それまでに服を着て部屋からタバコの煙を追い出して、みかるを帰さなきゃいけない。ぼんやりしている暇なんかないのだが、俺は脳の全機能がフリーズしたらしく文字通りの茫然ぼうぜん自失ってやつで、ひたすらぼけっとしていた。我ながら間抜けな声が出る。



「え?」

「来てないの、生理」



 みかるが裸の太ももをもじもじとこすり合わせながら繰り返す。俺のほうを見ない顔は、やっぱり笑っている。いやおかしいだろ。こいつはなんで笑ってるんだ? 今どうして笑えるんだ? 自分が何を言ってるか、わかってないのか?



「来てないって、どれくらい?」


 パニックになりかけている割には的確な質問が出てきた。ちょっと間があった後、みかるは重たげに口をもごもごと動かした。



「二ヶ月。今月まだで、先月も来なかった」

「なんでもっと早く言わないんだよ」



 ついきつい声になった。生理が来ないまま二ヶ月ということは、妊娠二ヶ月? いや三ヶ月? たしかあれは、特別な数え方をするはずだった。男の俺にはよくわからないけれど。


さっき自分自身をぶちまけたばかりのみかるの下腹に、つい視線が行く。薄く肉がついたぺったりとした腹に、内側に宿っている生命の存在は感じられない。感じられないだけで、そこに「いる」のかもしれない。責任とか平穏無事な日常の消失とかに言い換えられる、それ。タバコを握る指先が急に冷たくなる。


 みかるはかすれた声を出しながら、やっぱり口を笑いの形にしていた。



「言わなきゃ言わなきゃとは思ってたの、でも言いづらくて、言うのが怖くて。自分でも認めたくなかったっていうか。ごめんね」



 笑顔の「ごめんね」に初めて自分の身勝手さに気づく。俺の思考が咄嗟に行き着いたのは責任を取らなきゃとか今まで通りの日々がぷっつり断ち切られるんじゃないかとかいうことで、みかるのことをちっとも思いやろうとしてなかった。


二人で作った結果にしろ当事者はむしろみかるで、俺なんかよりずっとみかるのほうが辛いはずで、そしてみかるは俺以外頼れないのに。この子はこんな小さな体に大きなものを抱えて、二ヶ月も一人で悩んで苦しんでいたのだ。


 言うのが怖いっていうのは、みかるがそんな俺の身勝手さを見抜いていたからだろう。



「そのこと、誰かに言った?」

「ううん、陸人が初めて」

「親とか友だちとかにも?」

「うん」

「それでいいよ」



 華奢な肩にそっと腕を回した。さっきまで俺の下で熱くなってたのに、今は冷蔵庫の中の林檎みたいになっている。みかるが急に健気に思えて愛しくて、肩を包む指に力が入る。

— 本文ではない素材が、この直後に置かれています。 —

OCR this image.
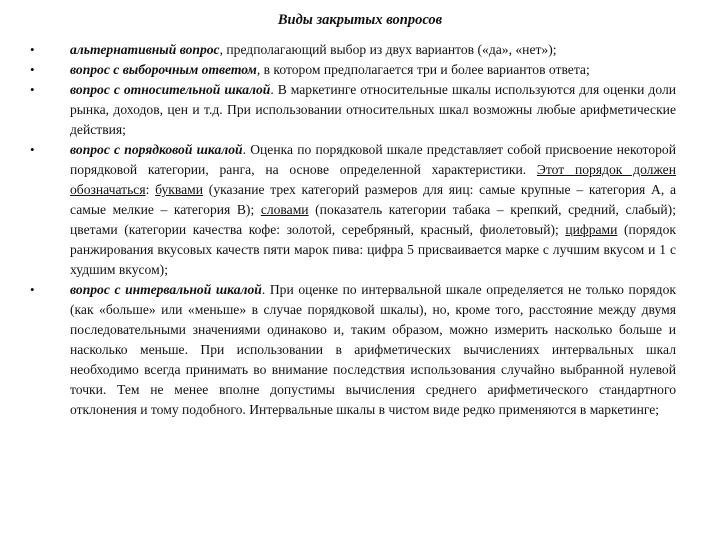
Виды закрытых вопросов
• альтернативный вопрос, предполагающий выбор из двух вариантов («да», «нет»);
• вопрос с выборочным ответом, в котором предполагается три и более вариантов ответа;
• вопрос с относительной шкалой. В маркетинге относительные шкалы используются для оценки доли рынка, доходов, цен и т.д. При использовании относительных шкал возможны любые арифметические действия;
• вопрос с порядковой шкалой. Оценка по порядковой шкале представляет собой присвоение некоторой порядковой категории, ранга, на основе определенной характеристики. Этот порядок должен обозначаться: буквами (указание трех категорий размеров для яиц: самые крупные – категория А, а самые мелкие – категория В); словами (показатель категории табака – крепкий, средний, слабый); цветами (категории качества кофе: золотой, серебряный, красный, фиолетовый); цифрами (порядок ранжирования вкусовых качеств пяти марок пива: цифра 5 присваивается марке с лучшим вкусом и 1 с худшим вкусом);
• вопрос с интервальной шкалой. При оценке по интервальной шкале определяется не только порядок (как «больше» или «меньше» в случае порядковой шкалы), но, кроме того, расстояние между двумя последовательными значениями одинаково и, таким образом, можно измерить насколько больше и насколько меньше. При использовании в арифметических вычислениях интервальных шкал необходимо всегда принимать во внимание последствия использования случайно выбранной нулевой точки. Тем не менее вполне допустимы вычисления среднего арифметического стандартного отклонения и тому подобного. Интервальные шкалы в чистом виде редко применяются в маркетинге;
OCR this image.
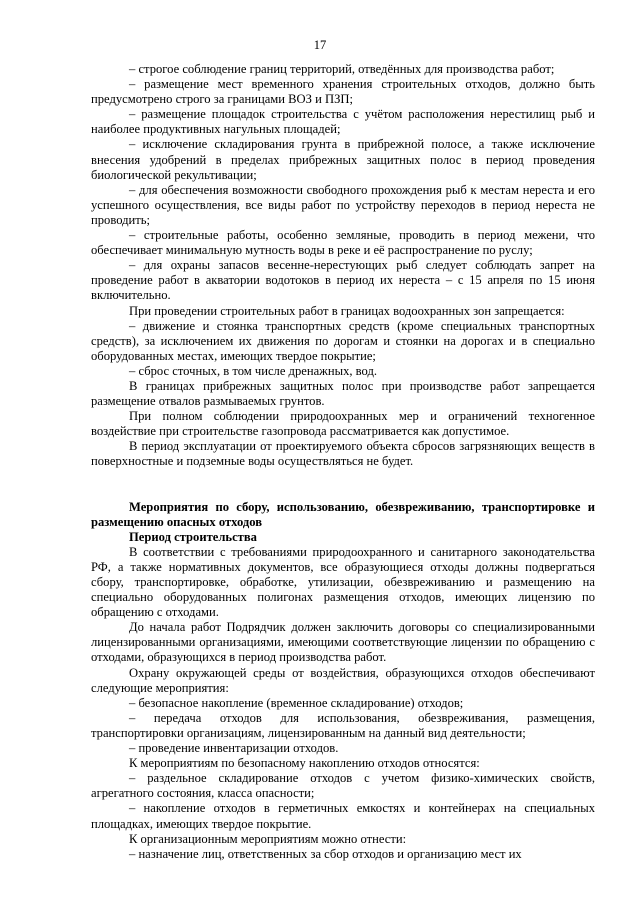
17

– строгое соблюдение границ территорий, отведённых для производства работ;

– размещение мест временного хранения строительных отходов, должно быть предусмотрено строго за границами ВОЗ и ПЗП;

– размещение площадок строительства с учётом расположения нерестилищ рыб и наиболее продуктивных нагульных площадей;

– исключение складирования грунта в прибрежной полосе, а также исключение внесения удобрений в пределах прибрежных защитных полос в период проведения биологической рекультивации;

– для обеспечения возможности свободного прохождения рыб к местам нереста и его успешного осуществления, все виды работ по устройству переходов в период нереста не проводить;

– строительные работы, особенно земляные, проводить в период межени, что обеспечивает минимальную мутность воды в реке и её распространение по руслу;

– для охраны запасов весенне-нерестующих рыб следует соблюдать запрет на проведение работ в акватории водотоков в период их нереста – с 15 апреля по 15 июня включительно.

При проведении строительных работ в границах водоохранных зон запрещается:

– движение и стоянка транспортных средств (кроме специальных транспортных средств), за исключением их движения по дорогам и стоянки на дорогах и в специально оборудованных местах, имеющих твердое покрытие;

– сброс сточных, в том числе дренажных, вод.

В границах прибрежных защитных полос при производстве работ запрещается размещение отвалов размываемых грунтов.

При полном соблюдении природоохранных мер и ограничений техногенное воздействие при строительстве газопровода рассматривается как допустимое.

В период эксплуатации от проектируемого объекта сбросов загрязняющих веществ в поверхностные и подземные воды осуществляться не будет.

Мероприятия по сбору, использованию, обезвреживанию, транспортировке и размещению опасных отходов

Период строительства

В соответствии с требованиями природоохранного и санитарного законодательства РФ, а также нормативных документов, все образующиеся отходы должны подвергаться сбору, транспортировке, обработке, утилизации, обезвреживанию и размещению на специально оборудованных полигонах размещения отходов, имеющих лицензию по обращению с отходами.

До начала работ Подрядчик должен заключить договоры со специализированными лицензированными организациями, имеющими соответствующие лицензии по обращению с отходами, образующихся в период производства работ.

Охрану окружающей среды от воздействия, образующихся отходов обеспечивают следующие мероприятия:

– безопасное накопление (временное складирование) отходов;

– передача отходов для использования, обезвреживания, размещения, транспортировки организациям, лицензированным на данный вид деятельности;

– проведение инвентаризации отходов.

К мероприятиям по безопасному накоплению отходов относятся:

– раздельное складирование отходов с учетом физико-химических свойств, агрегатного состояния, класса опасности;

– накопление отходов в герметичных емкостях и контейнерах на специальных площадках, имеющих твердое покрытие.

К организационным мероприятиям можно отнести:

– назначение лиц, ответственных за сбор отходов и организацию мест их
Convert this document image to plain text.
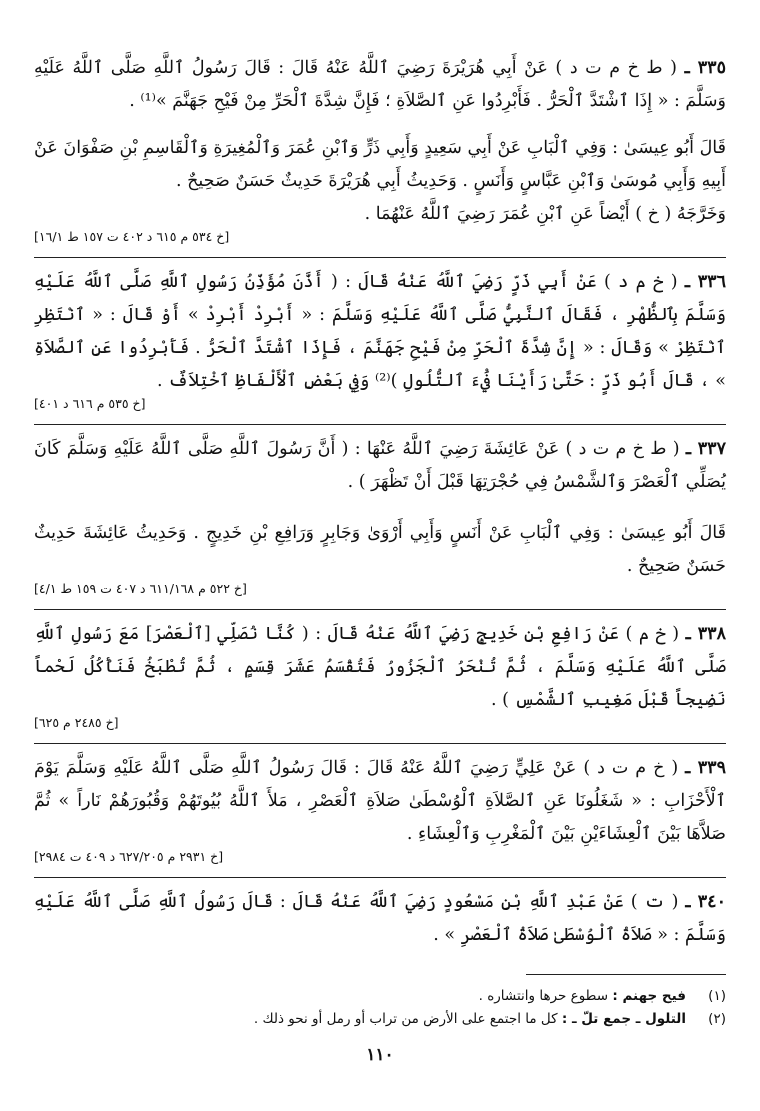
٣٣٥ ـ ( ط خ م ت د ) عَنْ أَبِي هُرَيْرَةَ رَضِيَ ٱللَّهُ عَنْهُ قَالَ : قَالَ رَسُولُ ٱللَّهِ صَلَّى ٱللَّهُ عَلَيْهِ وَسَلَّمَ : « إِذَا ٱشْتَدَّ ٱلْحَرُّ . فَأَبْرِدُوا عَنِ ٱلصَّلاَةِ ؛ فَإِنَّ شِدَّةَ ٱلْحَرِّ مِنْ فَيْحِ جَهَنَّمَ »⁽¹⁾ .

قَالَ أَبُو عِيسَىٰ : وَفِي ٱلْبَابِ عَنْ أَبِي سَعِيدٍ وَأَبِي ذَرٍّ وَٱبْنِ عُمَرَ وَٱلْمُغِيرَةِ وَٱلْقَاسِمِ بْنِ صَفْوَانَ عَنْ أَبِيهِ وَأَبِي مُوسَىٰ وَٱبْنِ عَبَّاسٍ وَأَنَسٍ . وَحَدِيثُ أَبِي هُرَيْرَةَ حَدِيثٌ حَسَنٌ صَحِيحٌ .

وَخَرَّجَهُ ( خ ) أَيْضاً عَنِ ٱبْنِ عُمَرَ رَضِيَ ٱللَّهُ عَنْهُمَا .

[خ ٥٣٤ م ٦١٥ د ٤٠٢ ت ١٥٧ ط ١٦/١]

٣٣٦ ـ ( خ م د ) عَنْ أَبِي ذَرٍّ رَضِيَ ٱللَّهُ عَنْهُ قَالَ : ( أَذَّنَ مُؤَذِّنُ رَسُولِ ٱللَّهِ صَلَّى ٱللَّهُ عَلَيْهِ وَسَلَّمَ بِٱلظُّهْرِ ، فَقَالَ ٱلنَّبِيُّ صَلَّى ٱللَّهُ عَلَيْهِ وَسَلَّمَ : « أَبْرِدْ أَبْرِدْ » أَوْ قَالَ : « ٱنْتَظِرِ ٱنْتَظِرْ » وَقَالَ : « إِنَّ شِدَّةَ ٱلْحَرِّ مِنْ فَيْحِ جَهَنَّمَ ، فَإِذَا ٱشْتَدَّ ٱلْحَرُّ . فَأَبْرِدُوا عَنِ ٱلصَّلاَةِ » ، قَالَ أَبُو ذَرٍّ : حَتَّىٰ رَأَيْنَا فَيْءَ ٱلتُّلُولِ )⁽²⁾ وَفِي بَعْضِ ٱلْأَلْفَاظِ ٱخْتِلاَفٌ .

[خ ٥٣٥ م ٦١٦ د ٤٠١]

٣٣٧ ـ ( ط خ م ت د ) عَنْ عَائِشَةَ رَضِيَ ٱللَّهُ عَنْهَا : ( أَنَّ رَسُولَ ٱللَّهِ صَلَّى ٱللَّهُ عَلَيْهِ وَسَلَّمَ كَانَ يُصَلِّي ٱلْعَصْرَ وَٱلشَّمْسُ فِي حُجْرَتِهَا قَبْلَ أَنْ تَظْهَرَ ) .

قَالَ أَبُو عِيسَىٰ : وَفِي ٱلْبَابِ عَنْ أَنَسٍ وَأَبِي أَرْوَىٰ وَجَابِرٍ وَرَافِعِ بْنِ خَدِيجٍ . وَحَدِيثُ عَائِشَةَ حَدِيثٌ حَسَنٌ صَحِيحٌ .

[خ ٥٢٢ م ٦١١/١٦٨ د ٤٠٧ ت ١٥٩ ط ٤/١]

٣٣٨ ـ ( خ م ) عَنْ رَافِعِ بْنِ خَدِيجٍ رَضِيَ ٱللَّهُ عَنْهُ قَالَ : ( كُنَّا نُصَلِّي [ٱلْعَصْرَ] مَعَ رَسُولِ ٱللَّهِ صَلَّى ٱللَّهُ عَلَيْهِ وَسَلَّمَ ، ثُمَّ تُنْحَرُ ٱلْجَزُورُ فَتُقْسَمُ عَشَرَ قِسَمٍ ، ثُمَّ تُطْبَخُ فَنَأْكُلُ لَحْماً نَضِيجاً قَبْلَ مَغِيبِ ٱلشَّمْسِ ) .

[خ ٢٤٨٥ م ٦٢٥]

٣٣٩ ـ ( خ م ت د ) عَنْ عَلِيٍّ رَضِيَ ٱللَّهُ عَنْهُ قَالَ : قَالَ رَسُولُ ٱللَّهِ صَلَّى ٱللَّهُ عَلَيْهِ وَسَلَّمَ يَوْمَ ٱلْأَحْزَابِ : « شَغَلُونَا عَنِ ٱلصَّلاَةِ ٱلْوُسْطَىٰ صَلاَةِ ٱلْعَصْرِ ، مَلأَ ٱللَّهُ بُيُوتَهُمْ وَقُبُورَهُمْ نَاراً » ثُمَّ صَلاَّهَا بَيْنَ ٱلْعِشَاءَيْنِ بَيْنَ ٱلْمَغْرِبِ وَٱلْعِشَاءِ .

[خ ٢٩٣١ م ٦٢٧/٢٠٥ د ٤٠٩ ت ٢٩٨٤]

٣٤٠ ـ ( ت ) عَنْ عَبْدِ ٱللَّهِ بْنِ مَسْعُودٍ رَضِيَ ٱللَّهُ عَنْهُ قَالَ : قَالَ رَسُولُ ٱللَّهِ صَلَّى ٱللَّهُ عَلَيْهِ وَسَلَّمَ : « صَلاَةُ ٱلْوُسْطَىٰ صَلاَةُ ٱلْعَصْرِ » .

(١)
فيح جهنم : سطوع حرها وانتشاره .
(٢)
التلول ـ جمع تلّ ـ : كل ما اجتمع على الأرض من تراب أو رمل أو نحو ذلك .
١١٠
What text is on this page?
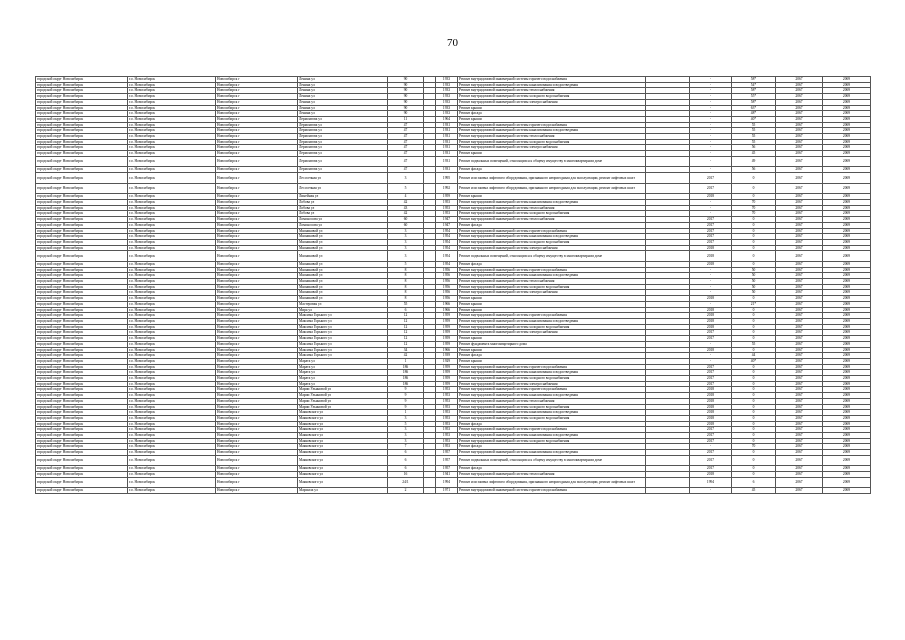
70
городской округ Новосибирск	г.о. Новосибирск	Новосибирск г	Ленина ул	90		1933	Ремонт внутридомовой инженерной системы горячего водоснабжения		-	58*	2067	2069
городской округ Новосибирск	г.о. Новосибирск	Новосибирск г	Ленина ул	90		1933	Ремонт внутридомовой инженерной системы канализования и водоотведения		-	54*	2067	2069
городской округ Новосибирск	г.о. Новосибирск	Новосибирск г	Ленина ул	90		1933	Ремонт внутридомовой инженерной системы теплоснабжения		-	58*	2067	2069
городской округ Новосибирск	г.о. Новосибирск	Новосибирск г	Ленина ул	90		1933	Ремонт внутридомовой инженерной системы холодного водоснабжения		-	55*	2067	2069
городской округ Новосибирск	г.о. Новосибирск	Новосибирск г	Ленина ул	90		1933	Ремонт внутридомовой инженерной системы электроснабжения		-	58*	2067	2069
городской округ Новосибирск	г.о. Новосибирск	Новосибирск г	Ленина ул	90		1933	Ремонт крыши		-	63*	2067	2069
городской округ Новосибирск	г.о. Новосибирск	Новосибирск г	Ленина ул	90		1933	Ремонт фасада		-	48*	2067	2069
городской округ Новосибирск	г.о. Новосибирск	Новосибирск г	Лермонтова ул	11		1964	Ремонт крыши		-	40*	2067	2069
городской округ Новосибирск	г.о. Новосибирск	Новосибирск г	Лермонтова ул	47		1931	Ремонт внутридомовой инженерной системы горячего водоснабжения		-	55	2067	2069
городской округ Новосибирск	г.о. Новосибирск	Новосибирск г	Лермонтова ул	47		1931	Ремонт внутридомовой инженерной системы канализования и водоотведения		-	55	2067	2069
городской округ Новосибирск	г.о. Новосибирск	Новосибирск г	Лермонтова ул	47		1931	Ремонт внутридомовой инженерной системы теплоснабжения		-	55	2067	2069
городской округ Новосибирск	г.о. Новосибирск	Новосибирск г	Лермонтова ул	47		1931	Ремонт внутридомовой инженерной системы холодного водоснабжения		-	55	2067	2069
городской округ Новосибирск	г.о. Новосибирск	Новосибирск г	Лермонтова ул	47		1931	Ремонт внутридомовой инженерной системы электроснабжения		-	56	2067	2069
городской округ Новосибирск	г.о. Новосибирск	Новосибирск г	Лермонтова ул	47		1931	Ремонт крыши		-	45	2067	2069
городской округ Новосибирск	г.о. Новосибирск	Новосибирск г	Лермонтова ул	47		1931	Ремонт подвальных помещений, относящихся к общему имуществу в многоквартирном доме		-	49	2067	2069
городской округ Новосибирск	г.о. Новосибирск	Новосибирск г	Лермонтова ул	47		1931	Ремонт фасада		-	56	2067	2069
городской округ Новосибирск	г.о. Новосибирск	Новосибирск г	Лесосечная ул	3		1995	Ремонт или замена лифтового оборудования, признанного непригодным для эксплуатации, ремонт лифтовых шахт		2017	0	2067	2069
городской округ Новосибирск	г.о. Новосибирск	Новосибирск г	Лесосечная ул	5		1992	Ремонт или замена лифтового оборудования, признанного непригодным для эксплуатации, ремонт лифтовых шахт		2017	0	2067	2069
городской округ Новосибирск	г.о. Новосибирск	Новосибирск г	Линейная ул	4		1959	Ремонт крыши		2018	0	2067	2069
городской округ Новосибирск	г.о. Новосибирск	Новосибирск г	Лобова ул	42		1953	Ремонт внутридомовой инженерной системы канализования и водоотведения		-	70	2067	2069
городской округ Новосибирск	г.о. Новосибирск	Новосибирск г	Лобова ул	43		1953	Ремонт внутридомовой инженерной системы теплоснабжения		-	70	2067	2069
городской округ Новосибирск	г.о. Новосибирск	Новосибирск г	Лобова ул	42		1953	Ремонт внутридомовой инженерной системы холодного водоснабжения		-	70	2067	2069
городской округ Новосибирск	г.о. Новосибирск	Новосибирск г	Ломоносова ул	60		1947	Ремонт внутридомовой инженерной системы теплоснабжения		2017	0	2067	2069
городской округ Новосибирск	г.о. Новосибирск	Новосибирск г	Ломоносова ул	60		1947	Ремонт фасада		2017	0	2067	2069
городской округ Новосибирск	г.о. Новосибирск	Новосибирск г	Мясниковой ул	3		1954	Ремонт внутридомовой инженерной системы горячего водоснабжения		2017	0	2067	2069
городской округ Новосибирск	г.о. Новосибирск	Новосибирск г	Мясниковой ул	3		1954	Ремонт внутридомовой инженерной системы канализования и водоотведения		2017	0	2067	2069
городской округ Новосибирск	г.о. Новосибирск	Новосибирск г	Мясниковой ул	3		1954	Ремонт внутридомовой инженерной системы холодного водоснабжения		2017	0	2067	2069
городской округ Новосибирск	г.о. Новосибирск	Новосибирск г	Мясниковой ул	3		1954	Ремонт внутридомовой инженерной системы электроснабжения		2018	0	2067	2069
городской округ Новосибирск	г.о. Новосибирск	Новосибирск г	Мясниковой ул	3		1954	Ремонт подвальных помещений, относящихся к общему имуществу в многоквартирном доме		2018	0	2067	2069
городской округ Новосибирск	г.о. Новосибирск	Новосибирск г	Мясниковой ул	5		1954	Ремонт фасада		2018	0	2067	2069
городской округ Новосибирск	г.о. Новосибирск	Новосибирск г	Мясниковой ул	8		1956	Ремонт внутридомовой инженерной системы горячего водоснабжения		-	50	2067	2069
городской округ Новосибирск	г.о. Новосибирск	Новосибирск г	Мясниковой ул	8		1956	Ремонт внутридомовой инженерной системы канализования и водоотведения		-	50	2067	2069
городской округ Новосибирск	г.о. Новосибирск	Новосибирск г	Мясниковой ул	8		1956	Ремонт внутридомовой инженерной системы теплоснабжения		-	50	2067	2069
городской округ Новосибирск	г.о. Новосибирск	Новосибирск г	Мясниковой ул	8		1956	Ремонт внутридомовой инженерной системы холодного водоснабжения		-	50	2067	2069
городской округ Новосибирск	г.о. Новосибирск	Новосибирск г	Мясниковой ул	8		1956	Ремонт внутридомовой инженерной системы электроснабжения		-	50	2067	2069
городской округ Новосибирск	г.о. Новосибирск	Новосибирск г	Мясниковой ул	8		1956	Ремонт крыши		2018	0	2067	2069
городской округ Новосибирск	г.о. Новосибирск	Новосибирск г	Мастеровая ул	55		1966	Ремонт крыши		-	21*	2067	2069
городской округ Новосибирск	г.о. Новосибирск	Новосибирск г	Мира ул	6		1966	Ремонт крыши		2018	0	2067	2069
городской округ Новосибирск	г.о. Новосибирск	Новосибирск г	Максима Горького ул	12		1959	Ремонт внутридомовой инженерной системы горячего водоснабжения		2018	0	2067	2069
городской округ Новосибирск	г.о. Новосибирск	Новосибирск г	Максима Горького ул	12		1959	Ремонт внутридомовой инженерной системы канализования и водоотведения		2018	0	2067	2069
городской округ Новосибирск	г.о. Новосибирск	Новосибирск г	Максима Горького ул	12		1959	Ремонт внутридомовой инженерной системы холодного водоснабжения		2018	0	2067	2069
городской округ Новосибирск	г.о. Новосибирск	Новосибирск г	Максима Горького ул	12		1959	Ремонт внутридомовой инженерной системы электроснабжения		2017	0	2067	2069
городской округ Новосибирск	г.о. Новосибирск	Новосибирск г	Максима Горького ул	12		1959	Ремонт крыши		2017	0	2067	2069
городской округ Новосибирск	г.о. Новосибирск	Новосибирск г	Максима Горького ул	12		1959	Ремонт фундамента многоквартирного дома		-	55	2067	2069
городской округ Новосибирск	г.о. Новосибирск	Новосибирск г	Максима Горького ул	34		1966	Ремонт крыши		2018	0	2067	2069
городской округ Новосибирск	г.о. Новосибирск	Новосибирск г	Максима Горького ул	42		1939	Ремонт фасада		-	44	2067	2069
городской округ Новосибирск	г.о. Новосибирск	Новосибирск г	Марата ул	1		1929	Ремонт крыши		-	40*	2067	2069
городской округ Новосибирск	г.о. Новосибирск	Новосибирск г	Марата ул	186		1959	Ремонт внутридомовой инженерной системы горячего водоснабжения		2017	0	2067	2069
городской округ Новосибирск	г.о. Новосибирск	Новосибирск г	Марата ул	186		1959	Ремонт внутридомовой инженерной системы канализования и водоотведения		2017	0	2067	2069
городской округ Новосибирск	г.о. Новосибирск	Новосибирск г	Марата ул	186		1959	Ремонт внутридомовой инженерной системы холодного водоснабжения		2017	0	2067	2069
городской округ Новосибирск	г.о. Новосибирск	Новосибирск г	Марата ул	186		1959	Ремонт внутридомовой инженерной системы электроснабжения		2017	0	2067	2069
городской округ Новосибирск	г.о. Новосибирск	Новосибирск г	Марии Ульяновой ул	9		1953	Ремонт внутридомовой инженерной системы горячего водоснабжения		2018	0	2067	2069
городской округ Новосибирск	г.о. Новосибирск	Новосибирск г	Марии Ульяновой ул	9		1953	Ремонт внутридомовой инженерной системы канализования и водоотведения		2018	0	2067	2069
городской округ Новосибирск	г.о. Новосибирск	Новосибирск г	Марии Ульяновой ул	9		1953	Ремонт внутридомовой инженерной системы теплоснабжения		2018	0	2067	2069
городской округ Новосибирск	г.о. Новосибирск	Новосибирск г	Марии Ульяновой ул	9		1953	Ремонт внутридомовой инженерной системы холодного водоснабжения		2018	0	2067	2069
городской округ Новосибирск	г.о. Новосибирск	Новосибирск г	Маяковского ул	1		1953	Ремонт внутридомовой инженерной системы канализования и водоотведения		2018	0	2067	2069
городской округ Новосибирск	г.о. Новосибирск	Новосибирск г	Маяковского ул	3		1953	Ремонт внутридомовой инженерной системы холодного водоснабжения		2018	0	2067	2069
городской округ Новосибирск	г.о. Новосибирск	Новосибирск г	Маяковского ул	5		1953	Ремонт фасада		2018	0	2067	2069
городской округ Новосибирск	г.о. Новосибирск	Новосибирск г	Маяковского ул	3		1953	Ремонт внутридомовой инженерной системы горячего водоснабжения		2017	0	2067	2069
городской округ Новосибирск	г.о. Новосибирск	Новосибирск г	Маяковского ул	3		1953	Ремонт внутридомовой инженерной системы канализования и водоотведения		2017	0	2067	2069
городской округ Новосибирск	г.о. Новосибирск	Новосибирск г	Маяковского ул	3		1953	Ремонт внутридомовой инженерной системы холодного водоснабжения		2017	0	2067	2069
городской округ Новосибирск	г.о. Новосибирск	Новосибирск г	Маяковского ул	7		1953	Ремонт фасада		-	70	2067	2069
городской округ Новосибирск	г.о. Новосибирск	Новосибирск г	Маяковского ул	6		1957	Ремонт внутридомовой инженерной системы канализования и водоотведения		2017	0	2067	2069
городской округ Новосибирск	г.о. Новосибирск	Новосибирск г	Маяковского ул	6		1957	Ремонт подвальных помещений, относящихся к общему имуществу в многоквартирном доме		2017	0	2067	2069
городской округ Новосибирск	г.о. Новосибирск	Новосибирск г	Маяковского ул	6		1957	Ремонт фасада		2017	0	2067	2069
городской округ Новосибирск	г.о. Новосибирск	Новосибирск г	Маяковского ул	16		1941	Ремонт внутридомовой инженерной системы теплоснабжения		2018	0	2067	2069
городской округ Новосибирск	г.о. Новосибирск	Новосибирск г	Маяковского ул	24/1		1994	Ремонт или замена лифтового оборудования, признанного непригодным для эксплуатации, ремонт лифтовых шахт		1994	6	2067	2069
городской округ Новосибирск	г.о. Новосибирск	Новосибирск г	Маршала ул	2		1971	Ремонт внутридомовой инженерной системы горячего водоснабжения		-	45	2067	2069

「陸人、あたし、どうすればいいかな? どうすればいいのか、本当にわからないの」

「大丈夫だよ、俺がついてる」



 よくもまぁそんな立派なことが言えたものだと思う。俺だってみかると同じ高校二年生でまだ何も持たない子どもで、突然突きつけられた事実にろくに身動きも出来ず、幾通りも想像されてしまう嵐のような未来に怯えてるだけなのに。中身の入ってない空っぽの言葉を、みかるは疑おうとしない。素直に俺にもたれかかり、冷たい頬を胸に押し付けてくる。



「ありがとう」



 床に置いた飲み終わりのコーラの缶にタバコを突っ込んで消して、強く、でも下腹部を気にしながら優しく、みかるを抱きしめた。なぜか悪い予感がしていた。